The Implications of Gaming Disorder being classified in the ICD-11

According to the World Health Organization, Gaming Disorder is defined in the draft 11th Revision of the International Classification of Diseases (ICD-11) as a pattern of gaming behavior (“digital-gaming” or “video-gaming”) characterized by impaired control over gaming, increasing priority given to gaming over other activities to the extent that gaming takes precedence over other interests and daily activities, and continuation or escalation of gaming despite the occurrence of negative consequences.
For gaming disorder to be diagnosed, the behavior pattern must be of sufficient severity to result in significant impairment in personal, family, social, educational, occupational or other important areas of functioning and would normally have been evident for at least 12 months.

DSM Future Editions

Now that WHO has endorsed Gaming Disorder, it places increased pressure on the American Psychiatric Association to include the condition in future revisions of the DSM. Internet Gaming Disorder is included in the DSM-5 but only as a condition for further study. Among international researchers, the US has been lagging-behind what other countries such as China, Korea, and Taiwan have already acknowledged that Internet gaming is considered addictive.
In addition to generating research, the WHO hopes that ICD-11’s Gaming Disorder definition will give mental health professionals the support they need to describe the issue to patients and devise treatments. Think of a psychologist seeing patients who exhibit symptoms that could fit with gaming disorder but lacking a firm basis to diagnose it. With ICD-11, that doctor would be able to describe the disorder, relying on a medical standard that bears the imprimatur of the WHO.

Policy Makers

Several countries, including South Korea, have established mental health facilities for treating Gaming Disorder. American policy makers should similarly take this issue seriously and dedicate resources for education, prevention, and treatment of the condition. Policy is also necessary to enhance research efforts on this condition, including large scale studies to evaluate the natural course of the condition. The National Institutes of Health has no dedicated institute or funding for this condition, and until it does, it is unlikely that research will progress at the necessary pace to develop evidence-based treatments.

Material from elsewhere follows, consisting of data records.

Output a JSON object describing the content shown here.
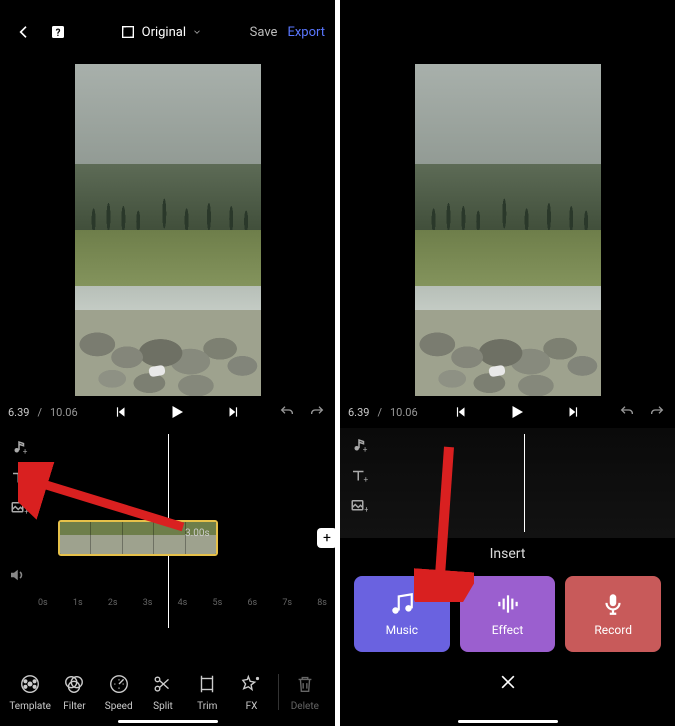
{
  "left": {
    "topbar": {
      "aspect_label": "Original",
      "save_label": "Save",
      "export_label": "Export"
    },
    "playback": {
      "current": "6.39",
      "separator": "/",
      "total": "10.06"
    },
    "clip_duration": "3.00s",
    "ruler": [
      "0s",
      "1s",
      "2s",
      "3s",
      "4s",
      "5s",
      "6s",
      "7s",
      "8s"
    ],
    "toolbar": {
      "template": "Template",
      "filter": "Filter",
      "speed": "Speed",
      "split": "Split",
      "trim": "Trim",
      "fx": "FX",
      "delete": "Delete"
    }
  },
  "right": {
    "playback": {
      "current": "6.39",
      "separator": "/",
      "total": "10.06"
    },
    "insert": {
      "title": "Insert",
      "music": "Music",
      "effect": "Effect",
      "record": "Record"
    }
  }
}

Schools at all levels should routinely include education about Gaming Disorder and expand the infrastructure they have in place for other potentially problematic behaviors (drugs, alcohol, risky sex, gambling, etc.) to include problems with electronic media. Because of the consistent link between gaming disorders and poor school performance, schools may be an excellent place for screening for Gaming Disorder and for providing referrals for services when problems with gaming or related issues are uncovered.

Many schools provide computers and/or encourage computer use in and out of classes, as this can have tremendous educational and practical benefit. Many schools consider “gamifying” their educational processes. What message does it send if a school supports gaming as education, in light of the real potential for the development of Gaming Disorder? Schools should provide training to parents and educators to recognize potential problems. Schools and community centers can be of particular value in helping parents to identify nongaming creative opportunities.
In general, the new classification of Gaming Disorder in the ICD-11 has several implications. Studies suggest that Gaming Disorder affects only a small proportion of people who engage in digital- or video-gaming activities. However, people who partake in gaming should be alert to the amount of time they spend on gaming activities, particularly when it is to the exclusion of other daily activities, as well as to any changes in their physical or psychological health and social functioning that could be attributed to their pattern of gaming behavior.